Nintendo and Sony shares surge at rumours of China console ban reversal
The official China Daily newspaper quotes an unnamed source from the Ministry of Culture as saying 'We are reviewing the policy...'
Michael Plant is chief editor and writer of gaming ezine and blog GamesCatalyst.com, as well as editor of 'The Independent'’s games review printed in the Saturday supplement 'Information'. Established in February 2011, Games Catalyst endeavours to bring its unique brand of fact and satire to the videogaming community and, in tandem with 'The Independent', hopefully turn a few non-believers on to gaming while we’re at it.
Thursday 31 January 2013
Reports have surfaced suggesting that China is considering lifting its long-standing ban on videogame consoles.
The official China Daily newspaper quotes an unnamed source from the Ministry of Culture as saying ‘We are reviewing the policy and have conducted some surveys and held discussions with other ministries on the possibility of opening up the game console market.

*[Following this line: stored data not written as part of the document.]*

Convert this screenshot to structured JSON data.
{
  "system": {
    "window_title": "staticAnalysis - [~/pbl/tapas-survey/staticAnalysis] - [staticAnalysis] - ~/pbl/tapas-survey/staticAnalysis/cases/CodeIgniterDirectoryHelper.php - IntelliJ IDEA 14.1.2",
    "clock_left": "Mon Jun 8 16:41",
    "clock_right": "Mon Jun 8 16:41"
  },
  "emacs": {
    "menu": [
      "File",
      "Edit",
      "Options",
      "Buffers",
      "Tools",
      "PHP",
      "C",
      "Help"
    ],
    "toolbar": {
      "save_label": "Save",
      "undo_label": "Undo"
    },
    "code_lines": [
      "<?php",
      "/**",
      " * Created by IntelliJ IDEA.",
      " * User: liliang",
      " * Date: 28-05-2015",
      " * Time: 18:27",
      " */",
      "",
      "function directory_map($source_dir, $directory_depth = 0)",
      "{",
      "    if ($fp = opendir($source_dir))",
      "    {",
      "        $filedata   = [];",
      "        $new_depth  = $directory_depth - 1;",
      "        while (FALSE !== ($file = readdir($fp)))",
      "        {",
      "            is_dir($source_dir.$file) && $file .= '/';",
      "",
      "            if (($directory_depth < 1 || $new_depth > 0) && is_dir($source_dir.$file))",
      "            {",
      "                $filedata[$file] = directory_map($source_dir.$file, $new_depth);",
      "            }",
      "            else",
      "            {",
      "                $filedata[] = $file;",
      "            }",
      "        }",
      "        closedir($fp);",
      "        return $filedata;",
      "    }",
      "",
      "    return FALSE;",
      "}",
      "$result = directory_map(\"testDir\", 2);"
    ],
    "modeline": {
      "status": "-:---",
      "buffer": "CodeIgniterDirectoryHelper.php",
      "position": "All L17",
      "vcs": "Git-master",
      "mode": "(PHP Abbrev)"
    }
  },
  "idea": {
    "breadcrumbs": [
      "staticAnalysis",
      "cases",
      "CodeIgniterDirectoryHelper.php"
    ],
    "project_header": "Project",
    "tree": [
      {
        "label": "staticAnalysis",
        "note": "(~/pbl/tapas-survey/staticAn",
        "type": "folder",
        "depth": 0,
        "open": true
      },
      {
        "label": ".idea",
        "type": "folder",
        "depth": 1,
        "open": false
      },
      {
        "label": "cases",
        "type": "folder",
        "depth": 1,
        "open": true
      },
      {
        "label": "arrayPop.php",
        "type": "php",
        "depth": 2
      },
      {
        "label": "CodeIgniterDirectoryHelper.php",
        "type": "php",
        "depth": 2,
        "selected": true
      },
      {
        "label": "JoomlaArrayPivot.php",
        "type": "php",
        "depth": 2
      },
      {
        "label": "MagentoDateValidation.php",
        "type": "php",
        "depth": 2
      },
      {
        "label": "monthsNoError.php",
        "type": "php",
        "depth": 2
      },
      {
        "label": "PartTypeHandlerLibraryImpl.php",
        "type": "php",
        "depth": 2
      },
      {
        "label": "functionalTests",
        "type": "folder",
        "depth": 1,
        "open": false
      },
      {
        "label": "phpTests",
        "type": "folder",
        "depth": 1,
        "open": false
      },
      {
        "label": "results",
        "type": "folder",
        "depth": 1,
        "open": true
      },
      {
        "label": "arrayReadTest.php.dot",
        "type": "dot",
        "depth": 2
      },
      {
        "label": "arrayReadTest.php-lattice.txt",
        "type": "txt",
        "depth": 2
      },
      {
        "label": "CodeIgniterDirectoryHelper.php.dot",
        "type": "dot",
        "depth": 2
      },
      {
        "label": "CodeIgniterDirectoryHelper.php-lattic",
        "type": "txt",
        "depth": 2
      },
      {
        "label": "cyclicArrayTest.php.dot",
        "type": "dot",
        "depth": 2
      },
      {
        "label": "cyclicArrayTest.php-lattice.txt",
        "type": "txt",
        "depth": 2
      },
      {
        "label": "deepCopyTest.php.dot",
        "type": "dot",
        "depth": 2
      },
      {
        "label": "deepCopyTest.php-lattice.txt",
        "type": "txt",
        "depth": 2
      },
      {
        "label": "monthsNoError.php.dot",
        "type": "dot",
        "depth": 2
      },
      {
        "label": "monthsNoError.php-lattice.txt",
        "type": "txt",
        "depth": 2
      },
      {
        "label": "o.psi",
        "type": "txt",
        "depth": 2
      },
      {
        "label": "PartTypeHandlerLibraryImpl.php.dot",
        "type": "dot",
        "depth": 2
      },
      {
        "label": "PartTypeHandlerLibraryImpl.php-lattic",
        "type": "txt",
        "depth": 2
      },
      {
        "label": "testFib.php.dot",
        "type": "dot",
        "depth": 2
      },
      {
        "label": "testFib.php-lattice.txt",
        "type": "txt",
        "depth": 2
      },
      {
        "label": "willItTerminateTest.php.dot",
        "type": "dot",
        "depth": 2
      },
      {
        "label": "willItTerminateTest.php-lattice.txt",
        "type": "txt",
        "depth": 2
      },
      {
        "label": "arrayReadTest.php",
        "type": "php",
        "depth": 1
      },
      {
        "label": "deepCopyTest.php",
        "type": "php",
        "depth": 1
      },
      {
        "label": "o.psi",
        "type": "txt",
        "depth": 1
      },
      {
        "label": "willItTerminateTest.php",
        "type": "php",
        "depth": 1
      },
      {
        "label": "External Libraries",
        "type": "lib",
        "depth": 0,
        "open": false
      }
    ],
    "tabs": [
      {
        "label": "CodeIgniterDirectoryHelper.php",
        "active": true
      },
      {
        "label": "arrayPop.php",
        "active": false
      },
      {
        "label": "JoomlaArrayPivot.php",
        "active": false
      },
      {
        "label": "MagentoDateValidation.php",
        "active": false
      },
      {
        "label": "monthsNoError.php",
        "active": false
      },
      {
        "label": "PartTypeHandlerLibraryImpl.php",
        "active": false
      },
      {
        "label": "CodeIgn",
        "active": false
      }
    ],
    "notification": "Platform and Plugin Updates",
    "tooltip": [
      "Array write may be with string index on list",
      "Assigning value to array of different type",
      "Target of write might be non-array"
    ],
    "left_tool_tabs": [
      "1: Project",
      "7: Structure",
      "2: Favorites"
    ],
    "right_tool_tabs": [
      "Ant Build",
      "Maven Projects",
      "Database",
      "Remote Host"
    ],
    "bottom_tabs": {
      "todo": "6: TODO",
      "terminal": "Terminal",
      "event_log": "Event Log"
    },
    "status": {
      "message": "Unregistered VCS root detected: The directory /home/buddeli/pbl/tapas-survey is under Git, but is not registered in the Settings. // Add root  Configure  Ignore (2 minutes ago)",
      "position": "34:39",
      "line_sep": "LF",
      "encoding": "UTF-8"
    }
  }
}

However, since the ban was issued by seven ministries more than a decade ago, we will need approval from all parties to lift it.’

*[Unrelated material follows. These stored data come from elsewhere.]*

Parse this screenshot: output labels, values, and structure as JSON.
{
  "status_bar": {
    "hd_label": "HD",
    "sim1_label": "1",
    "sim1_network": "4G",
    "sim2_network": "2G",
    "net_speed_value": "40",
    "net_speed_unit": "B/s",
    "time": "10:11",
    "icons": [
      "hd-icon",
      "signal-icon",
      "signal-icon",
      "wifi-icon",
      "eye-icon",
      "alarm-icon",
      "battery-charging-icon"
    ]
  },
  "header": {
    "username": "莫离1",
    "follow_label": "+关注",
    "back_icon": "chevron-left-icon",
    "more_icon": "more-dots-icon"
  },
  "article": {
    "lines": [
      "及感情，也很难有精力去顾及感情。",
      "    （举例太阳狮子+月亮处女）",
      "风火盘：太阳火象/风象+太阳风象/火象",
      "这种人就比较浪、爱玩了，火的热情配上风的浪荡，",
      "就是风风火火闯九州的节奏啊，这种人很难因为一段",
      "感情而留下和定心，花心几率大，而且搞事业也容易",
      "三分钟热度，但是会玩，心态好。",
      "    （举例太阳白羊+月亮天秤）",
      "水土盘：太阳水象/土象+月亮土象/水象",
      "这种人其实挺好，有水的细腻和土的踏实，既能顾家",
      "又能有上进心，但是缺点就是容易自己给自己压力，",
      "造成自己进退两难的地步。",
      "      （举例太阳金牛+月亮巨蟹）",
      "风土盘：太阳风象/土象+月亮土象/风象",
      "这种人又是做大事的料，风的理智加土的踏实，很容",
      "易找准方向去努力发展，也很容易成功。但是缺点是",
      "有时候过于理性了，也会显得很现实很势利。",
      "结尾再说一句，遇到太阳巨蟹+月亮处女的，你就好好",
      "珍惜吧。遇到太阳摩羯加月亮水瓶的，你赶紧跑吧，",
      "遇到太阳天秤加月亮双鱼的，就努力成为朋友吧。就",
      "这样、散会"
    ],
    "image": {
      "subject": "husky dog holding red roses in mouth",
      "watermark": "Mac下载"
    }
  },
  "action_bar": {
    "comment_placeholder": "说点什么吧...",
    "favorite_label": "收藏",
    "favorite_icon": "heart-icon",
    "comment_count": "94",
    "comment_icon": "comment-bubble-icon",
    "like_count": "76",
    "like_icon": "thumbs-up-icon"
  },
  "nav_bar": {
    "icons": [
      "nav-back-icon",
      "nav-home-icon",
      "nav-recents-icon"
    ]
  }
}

As reported on Reuters today, the rumours have sent Nintendo and Sony shares soaring in Tokyo, with Sony shares trading at 8 percent higher and Nintendo gaining over 3.5 percent; each easily outperforming a broadly weaker Nikkei index. This following earlier rumours that Sony’s PlayStation 3 received a quality certification from a Chinese safety standards body, so theoretically paving the way for the console’s release.
However, an official identifying himself only as Bai and serving on the ministry’s cultural market department denied the report, telling Reuters that the ministry is ‘not considering’ lifting the ban.
Yoshiko Uchiyama, a spokeswoman for Sony Computer Entertainment, told Reuters that while she could not comment directly on the report, she could state that Sony ‘Acknowledge China as a promising market for our business, and are always considering and preparing business opportunities and possibilities (in the country)’.
Of course any relaxation of China’s stringent controls as applied to videogame consoles would mark an obvious and huge opportunity to console manufacturers and game publishers. Massively multiplayer online PC games such as World of Warcraft are already big business in the country, as are mobile games which Sony, Nintendo and even US publisher Microsoft would have to overcome to have any success in the country.